Condividere empaticamente e autenticamente il luogo e il tempo della seduta vuole dire, da questa prospettiva, condividere un contesto psicologico intersoggettivo che attiva e disattiva aspetti della nostra personalità, che rinforza aspetti importanti del nostro modo di stare al mondo, sia nel rapporto con l’altro, sia nel rapporto con noi stessi.

La complessità del lavoro dello psicoanalista relazionale è quella di muoversi con apparente naturalezza su scenari molto diversi, talvolta in un campo confusionale, spesso fragile e altamente reattivo, altre volte all’opposto nel deserto. Non è un lavoro facile. Perciò la formazione dell’analista in questo caso è molto lunga e costosa non solo in termini economici, continuamente soggetta a revisioni e confronti, crisi e maturazioni, che inevitabilmente segnano l’esistenza di chi pratica questo mestiere.

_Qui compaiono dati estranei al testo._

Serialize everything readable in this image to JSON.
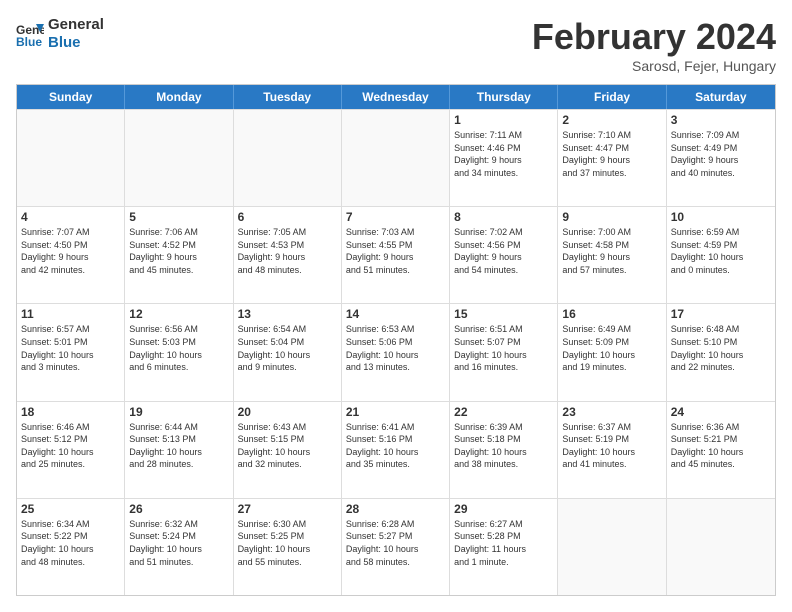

Lo stile personale dell’analista relazionale è frutto di un complesso equilibrio di fattori caratteriali, identificazioni analitiche, esperienze terapeutiche e risposte al paziente presente nella stanza, che devono essere sia spontanee, sia adeguate. Durante la psicoterapia l’impegno di entrambi, paziente e analista, è quello di costruire uno scambio nel quale incontrare, riconoscere e rielaborare i significati personali che possono sostenere il cambiamento.